1.   San Bernardino County Code section 33.03 (creation of a public nuisance), section 63.089 (non-permitted and substandard buildings), and section 84.105 (land use violation for operating a hog farm without a conditional use permit).

2.   “A court of appeal may order any case on appeal to a superior court in its district transferred to it for hearing and decision as provided by rules of the Judicial Council when the superior court certifies, or the court of appeal determines, that the transfer appears necessary to secure uniformity of decision or to settle important questions of law.”

FOOTNOTE.   See footnote *, ante.Reporter's Note: Brackets enclosing material (other than parallel citations) denote insertions or additions added by this court. Empty brackets [ ] denote deletions from the appellate division opinion. Footnotes from the appellate division opinion that have been retained are sequentially numbered.
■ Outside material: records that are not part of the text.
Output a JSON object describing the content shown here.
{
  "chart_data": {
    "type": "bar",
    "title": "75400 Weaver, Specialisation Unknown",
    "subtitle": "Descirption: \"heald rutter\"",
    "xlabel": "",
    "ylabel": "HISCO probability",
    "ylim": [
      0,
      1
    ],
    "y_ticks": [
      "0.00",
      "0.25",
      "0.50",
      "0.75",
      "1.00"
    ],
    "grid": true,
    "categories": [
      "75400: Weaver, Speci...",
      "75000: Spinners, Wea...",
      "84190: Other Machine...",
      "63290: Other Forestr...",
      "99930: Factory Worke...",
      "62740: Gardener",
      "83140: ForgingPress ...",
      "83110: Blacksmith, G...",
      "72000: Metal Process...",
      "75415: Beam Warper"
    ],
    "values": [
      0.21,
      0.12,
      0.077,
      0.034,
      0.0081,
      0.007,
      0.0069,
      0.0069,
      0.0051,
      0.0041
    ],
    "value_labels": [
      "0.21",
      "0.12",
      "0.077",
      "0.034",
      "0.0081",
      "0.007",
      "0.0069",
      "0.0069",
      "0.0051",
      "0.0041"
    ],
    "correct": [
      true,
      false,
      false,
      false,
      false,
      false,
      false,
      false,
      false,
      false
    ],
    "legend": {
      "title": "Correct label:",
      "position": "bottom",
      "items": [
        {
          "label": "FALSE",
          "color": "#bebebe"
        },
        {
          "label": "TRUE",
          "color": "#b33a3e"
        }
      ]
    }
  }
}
3.   While at first blush it may seem unlikely that statutes would not give counties and cities identical powers, ‘legislative control is broader over counties, as mere political subdivisions of the state, than it is over cities, and the legislature has inherent power to prescribe county power, duties, and obligations in exercising governmental functions on the state's behalf.’  (Municipalities, 45 Cal.Jur.3d (Rev.) § 205, p. 323 (2000).)

4.   We note that [section] 53069.4, [subdivision] (a)(1) limits recoverable administrative fines and penalties for violations that “would otherwise be an infraction” to the maximum infraction fines or penalties specified in [section] 25132 (counties) or [section] 36900 (cities)․

WARD, J.

We concur:  McKINSTER, Acting P.J., and RICHLI, J.